Ethereum’s transaction volumes have now reached around 161,000 a day, up this month from around 100,000, in a sign of growing use and increasing utility of the barely two years old network.
Transaction volumes on bitcoin, on the other hand, have sort of leveled. Yesterday it handled around 319,000, but it varies up and down due to its backlogs which might be forcing users to not transact.
That means ethereum is now handling more than 50% of bitcoin’s transaction volumes, transferring yesterday nearly $2 billion worth of value without any congestion or backlog as eth transactions usually confirm in seconds.
The increase in volume corresponds to a considerable increase in price, with the currency yesterday experiencing a jump from around $87 to $122, showing a strong correlation between transaction levels and price.
Ethereum’s market cap, however, has not yet reached 50% of bitcoin’s, currently standing at around 36%, with both currencies moving up recently as bitcoin now stands within touching distance of $2,000, a doubling from a few months ago.
Ethereum has had a lot of recent news, but it’s not clear why bitcoin is increasing considering its backlog of around 200,000 that continues for the fourth day running, high fees, as well as a number of businesses moving to other chains while bitcoin hasn’t seen any new ones or new projects.

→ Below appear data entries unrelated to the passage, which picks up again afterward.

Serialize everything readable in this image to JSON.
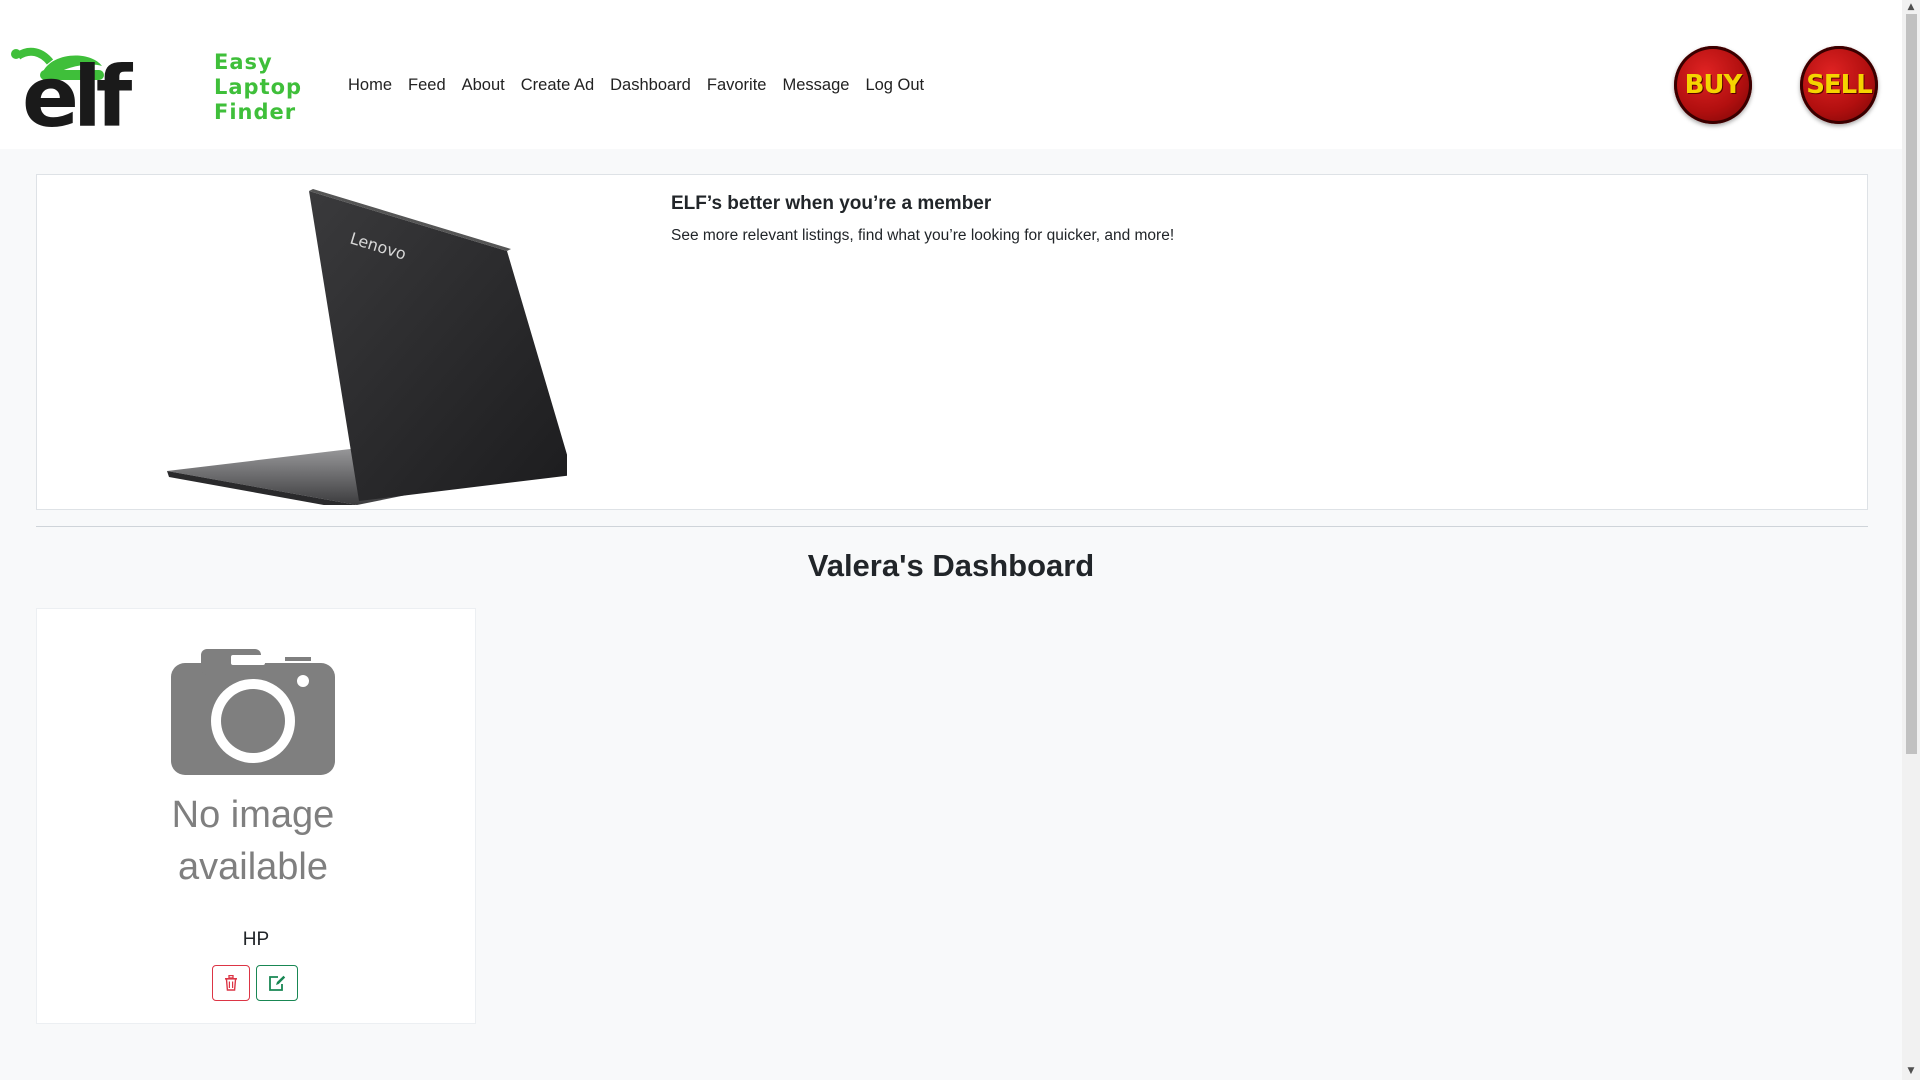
{
  "brand": {
    "logo_text": "elf",
    "tagline_lines": [
      "Easy",
      "Laptop",
      "Finder"
    ],
    "green": "#3fbf3a"
  },
  "nav": {
    "items": [
      "Home",
      "Feed",
      "About",
      "Create Ad",
      "Dashboard",
      "Favorite",
      "Message",
      "Log Out"
    ]
  },
  "actions": {
    "buy_label": "BUY",
    "sell_label": "SELL"
  },
  "hero": {
    "laptop_brand": "Lenovo",
    "title": "ELF’s better when you’re a member",
    "text": "See more relevant listings, find what you’re looking for quicker, and more!"
  },
  "dashboard": {
    "title": "Valera's Dashboard"
  },
  "listings": [
    {
      "image_text_lines": [
        "No image",
        "available"
      ],
      "title": "HP",
      "delete_icon": "trash-icon",
      "edit_icon": "edit-icon"
    }
  ],
  "colors": {
    "danger": "#dc3545",
    "success": "#198754",
    "button_red": "#c01515",
    "button_text": "#f5d400"
  }
}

It may be because of recent front page publicity due to the ransom attacks, while ethereum has attracted attention more because of the many new projects that have and continue to launch as well as the Ethereal Summit yesterday.

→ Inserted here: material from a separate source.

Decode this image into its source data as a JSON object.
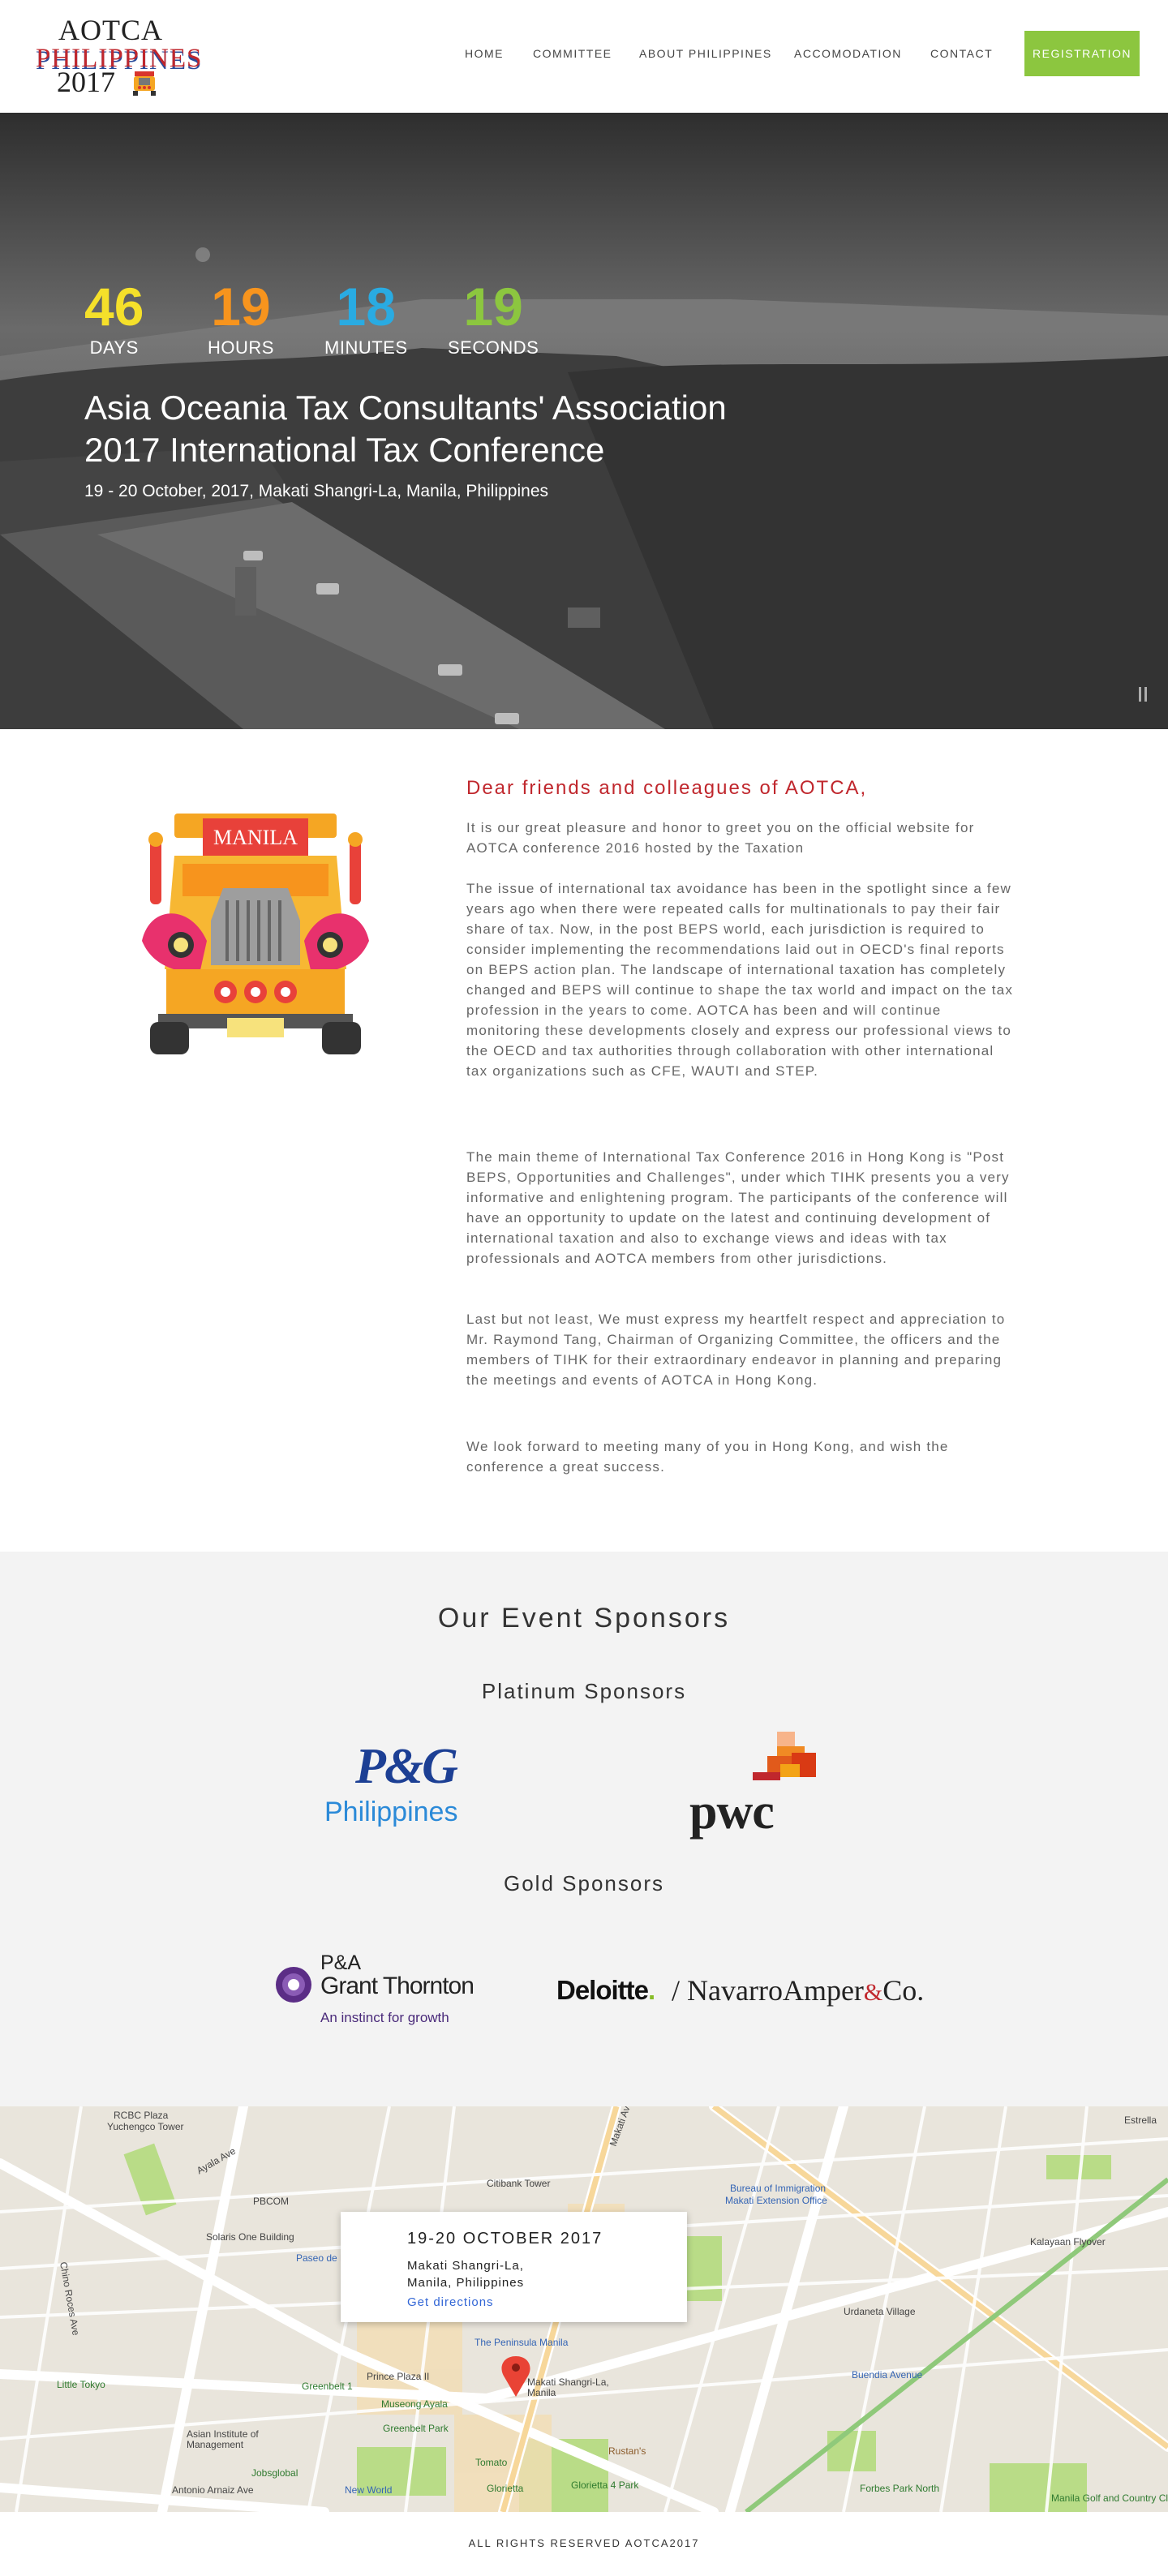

Can Eth Handle the Volume?
Eth’s rate of adoption is fairly remarkable with its transaction volumes far higher than any other digital currency, except for bitcoin. Some merchants have even began accepting it for commerce, but most of the volume probably comes from smart contracts.
At this rate of growth, it might overtake bitcoin’s transaction volumes, not least because bitcoin can’t currently handle any more. Unlike bitcoin, it would continue operating normally, but next year or in 2019 it might begin needing more capacity.
That is planned to be provided in two ways. One of them is Raiden, a second layer protocol similar to the Lightning Network, which can be used by smart contracts and repeated payments businesses. It was in alpha last year and plans to launch any time now.
The second scaling method is on-chain with Vitalik Buterin stating they plan to use “a combination of sharding schemes, random sampling, heavy use of Merkle proofs and asynchronous calling in order to increase the potential transaction throughput from ~10-20 transactions per second to over 100,000.”
That should be plenty of capacity if achieved with plans to increase it gradually through proof of stake and sharding. So the network should be able to handle demand with its current version probably working fine at 1 million transactions a day while future versions might handle a billion or more.